Is this a monkey or a man? It looks like a langur monkey, but if you're visiting India's capital, you might want to look again. That's because the Indian government has just fired 40 Indian men to impersonate langur monkeys to scare away some of the smaller, red-faced macaque monkeys that infest Delhi's parliament and other government buildings.
1000s of macaques monkeys roam the streets and alleys of Delhi, trashing gardens, attacking people for food, and disturbing the legions of humans who sleep in the streets. Unfortunately, Hindus consider the animals sacred -- incarnations of Hanuman, the monkey god -- so the devout often feed them and encourage them to stick around. What to do?

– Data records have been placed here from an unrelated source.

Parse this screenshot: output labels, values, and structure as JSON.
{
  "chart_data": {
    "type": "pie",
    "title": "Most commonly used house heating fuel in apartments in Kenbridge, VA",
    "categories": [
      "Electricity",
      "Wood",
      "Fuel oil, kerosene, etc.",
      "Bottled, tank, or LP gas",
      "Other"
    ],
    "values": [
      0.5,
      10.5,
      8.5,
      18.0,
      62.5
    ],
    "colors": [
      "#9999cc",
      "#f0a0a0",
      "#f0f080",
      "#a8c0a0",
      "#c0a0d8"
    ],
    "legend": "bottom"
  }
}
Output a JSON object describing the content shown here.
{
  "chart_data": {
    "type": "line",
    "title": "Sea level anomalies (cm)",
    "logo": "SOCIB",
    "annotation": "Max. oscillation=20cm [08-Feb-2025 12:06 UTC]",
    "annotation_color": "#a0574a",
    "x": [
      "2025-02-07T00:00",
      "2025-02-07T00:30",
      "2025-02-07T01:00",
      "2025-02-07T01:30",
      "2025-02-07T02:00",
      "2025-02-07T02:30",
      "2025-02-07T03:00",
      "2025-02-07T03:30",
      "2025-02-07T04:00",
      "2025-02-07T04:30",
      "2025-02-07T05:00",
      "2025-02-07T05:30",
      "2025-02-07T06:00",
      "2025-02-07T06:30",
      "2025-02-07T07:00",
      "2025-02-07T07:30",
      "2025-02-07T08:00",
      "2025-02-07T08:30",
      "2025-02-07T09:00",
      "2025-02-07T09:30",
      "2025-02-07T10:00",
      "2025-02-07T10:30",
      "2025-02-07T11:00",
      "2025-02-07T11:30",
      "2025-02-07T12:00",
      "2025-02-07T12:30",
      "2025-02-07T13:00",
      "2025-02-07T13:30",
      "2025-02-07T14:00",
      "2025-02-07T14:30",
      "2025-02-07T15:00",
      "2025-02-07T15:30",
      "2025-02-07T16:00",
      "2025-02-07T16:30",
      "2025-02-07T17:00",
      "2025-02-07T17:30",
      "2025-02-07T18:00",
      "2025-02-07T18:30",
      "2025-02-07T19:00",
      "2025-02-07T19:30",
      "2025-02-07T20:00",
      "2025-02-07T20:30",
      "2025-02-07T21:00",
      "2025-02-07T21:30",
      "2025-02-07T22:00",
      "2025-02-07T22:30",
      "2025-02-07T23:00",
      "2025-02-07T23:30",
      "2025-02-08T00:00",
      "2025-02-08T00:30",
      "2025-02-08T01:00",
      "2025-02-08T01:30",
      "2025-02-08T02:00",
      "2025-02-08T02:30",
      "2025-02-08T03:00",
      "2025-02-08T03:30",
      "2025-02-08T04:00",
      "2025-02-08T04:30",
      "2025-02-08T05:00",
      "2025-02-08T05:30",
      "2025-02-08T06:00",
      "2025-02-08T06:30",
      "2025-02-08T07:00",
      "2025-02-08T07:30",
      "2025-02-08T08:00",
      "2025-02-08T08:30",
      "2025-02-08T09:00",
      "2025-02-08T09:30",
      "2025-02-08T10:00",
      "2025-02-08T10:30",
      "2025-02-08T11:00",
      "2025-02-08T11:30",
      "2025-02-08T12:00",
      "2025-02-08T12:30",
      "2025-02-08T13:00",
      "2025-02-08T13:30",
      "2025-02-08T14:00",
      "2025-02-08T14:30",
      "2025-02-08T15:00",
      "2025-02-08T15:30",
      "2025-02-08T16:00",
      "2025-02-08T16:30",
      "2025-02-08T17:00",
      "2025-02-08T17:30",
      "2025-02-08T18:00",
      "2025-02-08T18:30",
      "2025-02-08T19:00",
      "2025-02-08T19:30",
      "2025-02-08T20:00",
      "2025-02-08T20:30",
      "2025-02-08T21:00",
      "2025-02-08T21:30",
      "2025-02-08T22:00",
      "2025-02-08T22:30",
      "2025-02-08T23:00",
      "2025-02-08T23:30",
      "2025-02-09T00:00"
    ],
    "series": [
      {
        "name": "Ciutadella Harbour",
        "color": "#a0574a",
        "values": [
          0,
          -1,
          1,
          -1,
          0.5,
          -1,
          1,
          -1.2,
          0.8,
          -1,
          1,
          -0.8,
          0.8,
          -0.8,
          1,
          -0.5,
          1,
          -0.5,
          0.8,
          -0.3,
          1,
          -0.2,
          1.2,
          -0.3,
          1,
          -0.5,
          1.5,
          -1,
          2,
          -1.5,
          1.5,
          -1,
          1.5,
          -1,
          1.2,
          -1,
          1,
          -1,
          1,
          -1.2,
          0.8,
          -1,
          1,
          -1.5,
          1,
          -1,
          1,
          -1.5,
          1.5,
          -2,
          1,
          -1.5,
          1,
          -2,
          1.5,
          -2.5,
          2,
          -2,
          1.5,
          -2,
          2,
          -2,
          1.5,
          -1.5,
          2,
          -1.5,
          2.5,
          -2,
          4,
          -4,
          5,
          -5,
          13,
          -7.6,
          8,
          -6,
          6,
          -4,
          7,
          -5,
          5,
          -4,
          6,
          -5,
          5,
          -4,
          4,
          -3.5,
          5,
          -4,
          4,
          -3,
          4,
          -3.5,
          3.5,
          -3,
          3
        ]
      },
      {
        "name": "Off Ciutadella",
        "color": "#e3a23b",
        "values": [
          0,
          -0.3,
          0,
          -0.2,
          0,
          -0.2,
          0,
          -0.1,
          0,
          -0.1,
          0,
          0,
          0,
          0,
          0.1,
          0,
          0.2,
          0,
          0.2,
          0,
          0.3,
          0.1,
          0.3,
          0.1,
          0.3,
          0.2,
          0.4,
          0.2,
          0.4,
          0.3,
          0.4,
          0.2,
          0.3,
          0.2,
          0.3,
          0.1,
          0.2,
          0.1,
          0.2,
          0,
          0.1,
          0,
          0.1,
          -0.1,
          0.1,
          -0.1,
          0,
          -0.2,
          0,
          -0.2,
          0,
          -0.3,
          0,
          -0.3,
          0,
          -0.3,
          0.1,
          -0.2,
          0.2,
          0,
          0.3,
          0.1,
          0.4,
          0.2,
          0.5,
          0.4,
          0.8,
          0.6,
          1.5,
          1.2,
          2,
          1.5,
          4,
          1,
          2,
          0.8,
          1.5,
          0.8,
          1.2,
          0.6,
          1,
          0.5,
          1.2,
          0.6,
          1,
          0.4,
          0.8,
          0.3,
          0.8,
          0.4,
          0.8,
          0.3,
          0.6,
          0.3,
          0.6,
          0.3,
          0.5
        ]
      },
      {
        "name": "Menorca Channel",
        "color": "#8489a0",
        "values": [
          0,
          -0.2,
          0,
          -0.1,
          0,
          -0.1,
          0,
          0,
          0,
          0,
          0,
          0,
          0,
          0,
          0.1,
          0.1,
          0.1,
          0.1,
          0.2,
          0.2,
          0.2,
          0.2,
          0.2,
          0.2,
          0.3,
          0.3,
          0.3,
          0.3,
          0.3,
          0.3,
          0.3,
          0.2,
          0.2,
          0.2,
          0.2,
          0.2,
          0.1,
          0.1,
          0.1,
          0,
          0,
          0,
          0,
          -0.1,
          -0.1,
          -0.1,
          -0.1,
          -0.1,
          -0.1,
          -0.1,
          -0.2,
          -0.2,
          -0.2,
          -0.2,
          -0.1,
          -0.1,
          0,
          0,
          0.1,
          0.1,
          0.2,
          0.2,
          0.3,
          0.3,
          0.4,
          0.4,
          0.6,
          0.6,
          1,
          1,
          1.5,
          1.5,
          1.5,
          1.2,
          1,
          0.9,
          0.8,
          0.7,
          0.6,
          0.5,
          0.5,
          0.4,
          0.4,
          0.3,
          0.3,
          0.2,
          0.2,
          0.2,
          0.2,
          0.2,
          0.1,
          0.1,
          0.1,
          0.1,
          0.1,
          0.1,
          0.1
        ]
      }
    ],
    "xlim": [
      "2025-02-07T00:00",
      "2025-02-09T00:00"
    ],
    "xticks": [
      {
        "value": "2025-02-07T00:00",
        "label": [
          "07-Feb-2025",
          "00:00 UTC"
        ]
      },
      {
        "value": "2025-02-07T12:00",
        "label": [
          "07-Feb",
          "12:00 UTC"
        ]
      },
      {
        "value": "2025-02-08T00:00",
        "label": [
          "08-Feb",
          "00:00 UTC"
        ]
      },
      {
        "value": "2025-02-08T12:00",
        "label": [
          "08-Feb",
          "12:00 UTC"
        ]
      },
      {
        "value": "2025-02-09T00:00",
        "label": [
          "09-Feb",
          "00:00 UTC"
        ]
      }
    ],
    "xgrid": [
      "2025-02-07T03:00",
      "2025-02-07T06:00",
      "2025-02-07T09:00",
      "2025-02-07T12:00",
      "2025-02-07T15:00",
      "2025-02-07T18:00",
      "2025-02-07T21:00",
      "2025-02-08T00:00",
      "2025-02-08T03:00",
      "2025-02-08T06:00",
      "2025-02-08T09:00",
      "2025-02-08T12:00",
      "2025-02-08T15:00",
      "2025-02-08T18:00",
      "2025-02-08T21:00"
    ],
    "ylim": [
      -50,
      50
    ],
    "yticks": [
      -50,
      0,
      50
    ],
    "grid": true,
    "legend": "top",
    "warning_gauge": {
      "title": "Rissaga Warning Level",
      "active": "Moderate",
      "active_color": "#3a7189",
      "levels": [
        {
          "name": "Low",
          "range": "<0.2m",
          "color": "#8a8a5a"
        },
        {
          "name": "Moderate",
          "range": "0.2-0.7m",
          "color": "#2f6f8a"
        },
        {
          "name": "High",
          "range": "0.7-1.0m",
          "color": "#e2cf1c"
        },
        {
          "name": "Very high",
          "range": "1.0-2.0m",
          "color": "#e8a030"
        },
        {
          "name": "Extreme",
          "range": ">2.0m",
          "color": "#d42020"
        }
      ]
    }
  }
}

Delhi's civic authorities tried using real langurs to keep the macaques away from the parliament buildings. However, after protests from animal rights activists and a court order that keeping monkeys in captivity was cruel, they had to come up with a Plan B.
So, India's Minister for Urban Development told Parliament yesterday, the New Delhi Municipal Corporation has hired "40 young persons" trained to impersonate the langurs and scare the macaques away. Officials of the NDMC called the monkey impersonators "very talented", experts in imitating the whoops and barks of langurs and hiding behind trees to ward off the aggressive animals.
So far the impersonators are only working in and around the parliament buildings -- particularly the defence ministry and the prime minister's office -- but consideration is being given to deploying them on the city's metro trains, where they are a great nuisance, refusing to produce tickets and generally annoying the passengers both inside and on the roofs of the railway cars.
Lesson for Americans: Having the deer and the antelope roam through your country is nothing compared with troops of macaques!